Sometimes you luck out and find good reads just by browsing, and so it was with David Baldacci’s First Family, 2009, an action adventure novel featuring private detectives Sean King and Michelle Maxwell.  As ex-Secret Service agents, both know Washingon, and in this case, the first lady, who calls them when her 12 year old niece, Willa, is kidnapped.

At first, we know who the good guys and bad guys are, and the breakdown of that certainty as the story moves forward is the single most telling feature of this tale.  In fact, for me, Sam Quarry, the mastermind of the kidnapping plot is likely to be the most unforgettable character.  He is ruthless, even fanatical, in the pursuit of his brand of justice, but then we see him stop in a nursing home to read Jane Austin to his daughter who has been in a coma for 13 years.  As the story unfolds, we come to appreciate the ingenuity he brings to bear on his personal concepts of right and wrong.  Our gradual understanding of what drives him parallels the fall of our admiration for several other characters who at first appeared virtuous but are revealed as anything but.

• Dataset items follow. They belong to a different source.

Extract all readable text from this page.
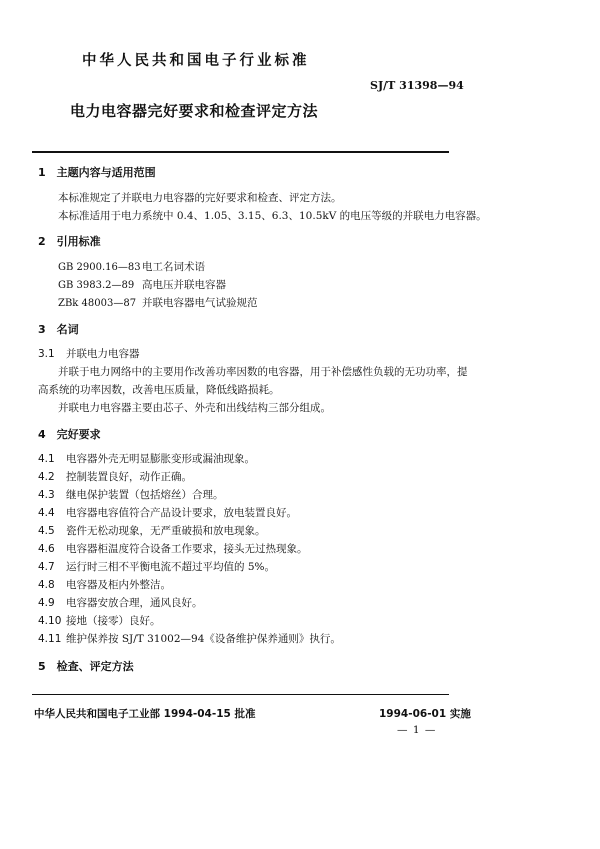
中华人民共和国电子行业标准
SJ/T 31398—94
电力电容器完好要求和检查评定方法
1　主题内容与适用范围
本标准规定了并联电力电容器的完好要求和检查、评定方法。
本标准适用于电力系统中 0.4、1.05、3.15、6.3、10.5kV 的电压等级的并联电力电容器。
2　引用标准
GB 2900.16—83电工名词术语
GB 3983.2—89 高电压并联电容器
ZBk 48003—87 并联电容器电气试验规范
3　名词
3.1 并联电力电容器
并联于电力网络中的主要用作改善功率因数的电容器，用于补偿感性负载的无功功率，提
高系统的功率因数，改善电压质量，降低线路损耗。
并联电力电容器主要由芯子、外壳和出线结构三部分组成。
4　完好要求
4.1 电容器外壳无明显膨胀变形或漏油现象。
4.2 控制装置良好，动作正确。
4.3 继电保护装置（包括熔丝）合理。
4.4 电容器电容值符合产品设计要求，放电装置良好。
4.5 瓷件无松动现象，无严重破损和放电现象。
4.6 电容器柜温度符合设备工作要求，接头无过热现象。
4.7 运行时三相不平衡电流不超过平均值的 5%。
4.8 电容器及柜内外整洁。
4.9 电容器安放合理，通风良好。
4.10 接地（接零）良好。
4.11 维护保养按 SJ/T 31002—94《设备维护保养通则》执行。
5　检查、评定方法
中华人民共和国电子工业部 1994-04-15 批准	1994-06-01 实施
— 1 —
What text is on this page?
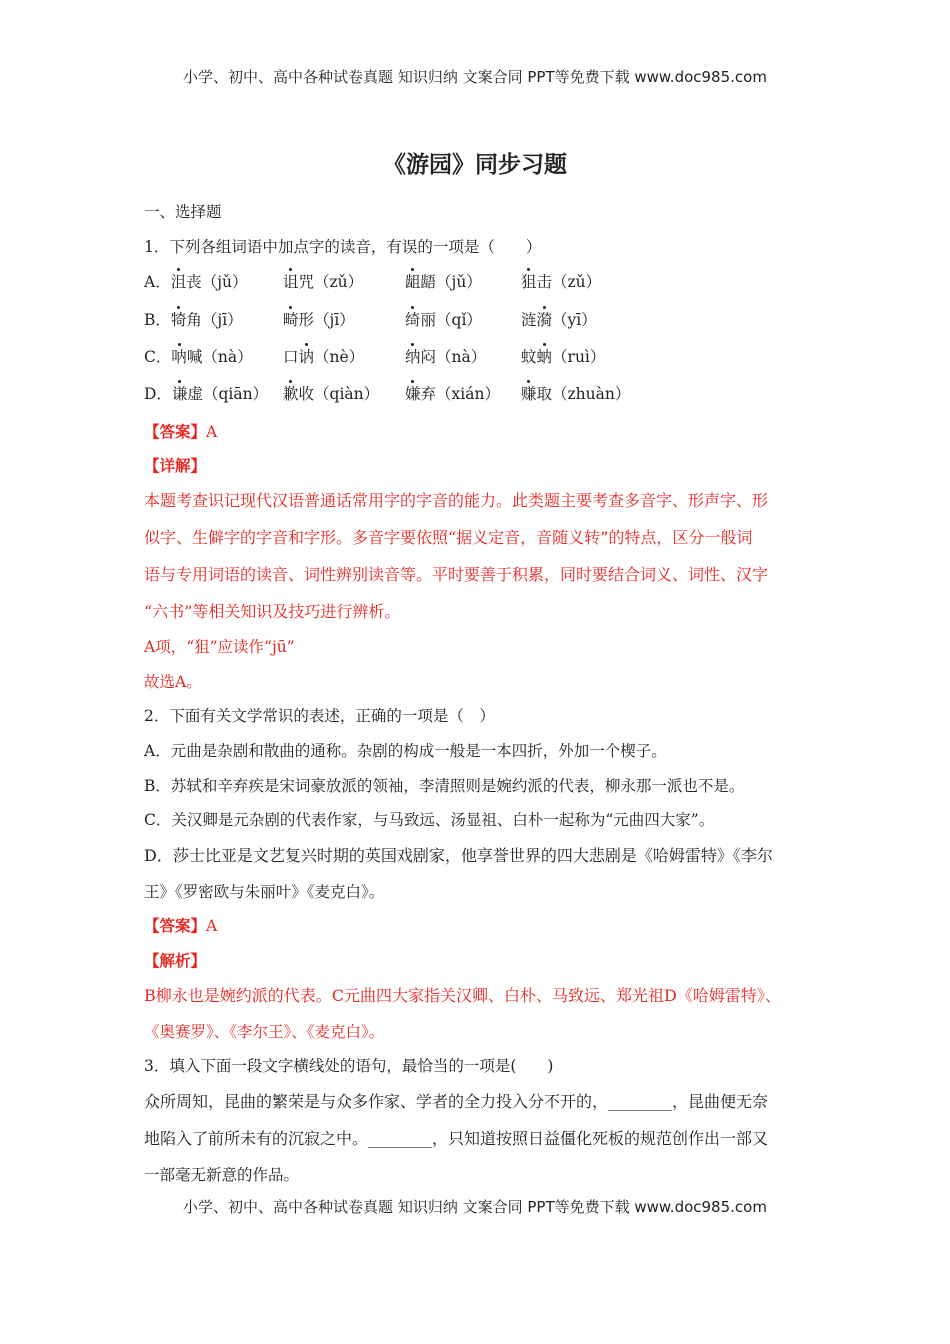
小学、初中、高中各种试卷真题 知识归纳 文案合同 PPT等免费下载 www.doc985.com
《游园》同步习题
一、选择题
1．下列各组词语中加点字的读音，有误的一项是（　　）
A．沮丧（jǔ） 诅咒（zǔ）	龃龉（jǔ）	狙击（zǔ）
B．犄角（jī）	畸形（jī）	绮丽（qǐ）	涟漪（yī）
C．呐喊（nà） 口讷（nè）	纳闷（nà） 蚊蚋（ruì）
D．谦虚（qiān） 歉收（qiàn） 嫌弃（xián） 赚取（zhuàn）
【答案】A
【详解】
本题考查识记现代汉语普通话常用字的字音的能力。此类题主要考查多音字、形声字、形
似字、生僻字的字音和字形。多音字要依照“据义定音，音随义转”的特点，区分一般词
语与专用词语的读音、词性辨别读音等。平时要善于积累，同时要结合词义、词性、汉字
“六书”等相关知识及技巧进行辨析。
A项，“狙”应读作“jū”
故选A。
2．下面有关文学常识的表述，正确的一项是（　）
A．元曲是杂剧和散曲的通称。杂剧的构成一般是一本四折，外加一个楔子。
B．苏轼和辛弃疾是宋词豪放派的领袖，李清照则是婉约派的代表，柳永那一派也不是。
C．关汉卿是元杂剧的代表作家，与马致远、汤显祖、白朴一起称为“元曲四大家”。
D．莎士比亚是文艺复兴时期的英国戏剧家，他享誉世界的四大悲剧是《哈姆雷特》《李尔
王》《罗密欧与朱丽叶》《麦克白》。
【答案】A
【解析】
B柳永也是婉约派的代表。C元曲四大家指关汉卿、白朴、马致远、郑光祖D《哈姆雷特》、
《奥赛罗》、《李尔王》、《麦克白》。
3．填入下面一段文字横线处的语句，最恰当的一项是(　　)
众所周知，昆曲的繁荣是与众多作家、学者的全力投入分不开的，________，昆曲便无奈
地陷入了前所未有的沉寂之中。________，只知道按照日益僵化死板的规范创作出一部又
一部毫无新意的作品。
小学、初中、高中各种试卷真题 知识归纳 文案合同 PPT等免费下载 www.doc985.com
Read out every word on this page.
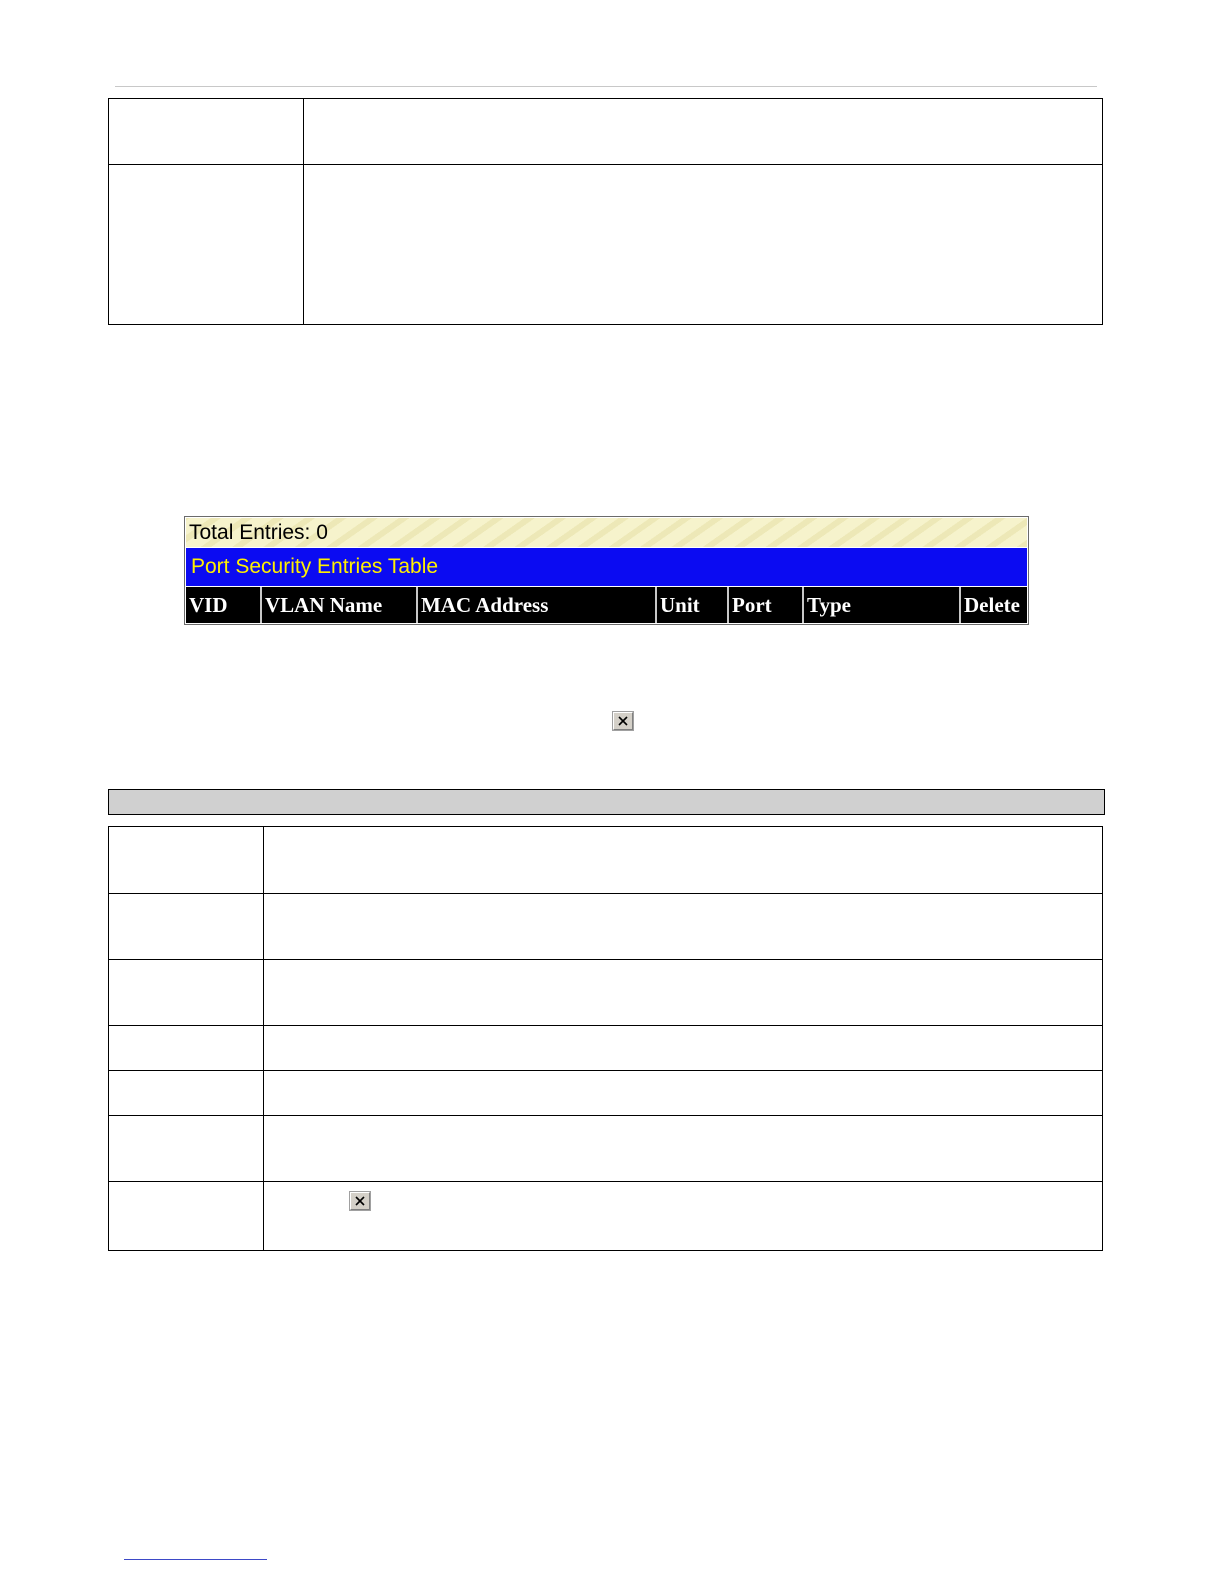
Total Entries: 0
Port Security Entries Table
VID	VLAN Name	MAC Address	Unit	Port	Type	Delete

This is Baldacci’s fourth novel featuring the team of Sean and Melissa.  If I’d started the series at the beginning I might know why they left the Secret Service under clouded circumstances.  They are a compelling team, and the plot is complicated when Melissa’s mother is murdered in a separate event that parallels the main action when it leads to the exposure of family secrets.

The rhythm of a book, its pacing, is something very mysterious.  James Patterson sets a hook or mini-crisis every four pages, which is the length of his chapters.  Other writers speed things up even more

Baldacci steps away from constant thrills and chills.  Yes, there is the obligatory shootout early on, but the author also keeps us reading as he details the minute preparations Sam Quarry has made on his land in rural Alabama.  The little shack he has planned and constructed by hand is lined with metal and surplus dental x-ray blankets.  Why?  The video camera mounted almost invisibly near the cabin has a hidden feed to a bunker up the hill.  Why?  Quarry spends hours in the basement of his falling-apart family home, with charts and notes, illustrating a web of connections he has spent years uncovering.  We know just enough to keep us reading.  Baldacci knows that mystery and nagging questions can keep us turning the pages as eagerly as drama and shoot-em-up action.

I cannot say much more without giving away the plot.  I can say this – I am definitely going to read the first of the Sean King and Michelle Maxwell mysteries, and if First Family is any indication, I have a whole new series to enjoy.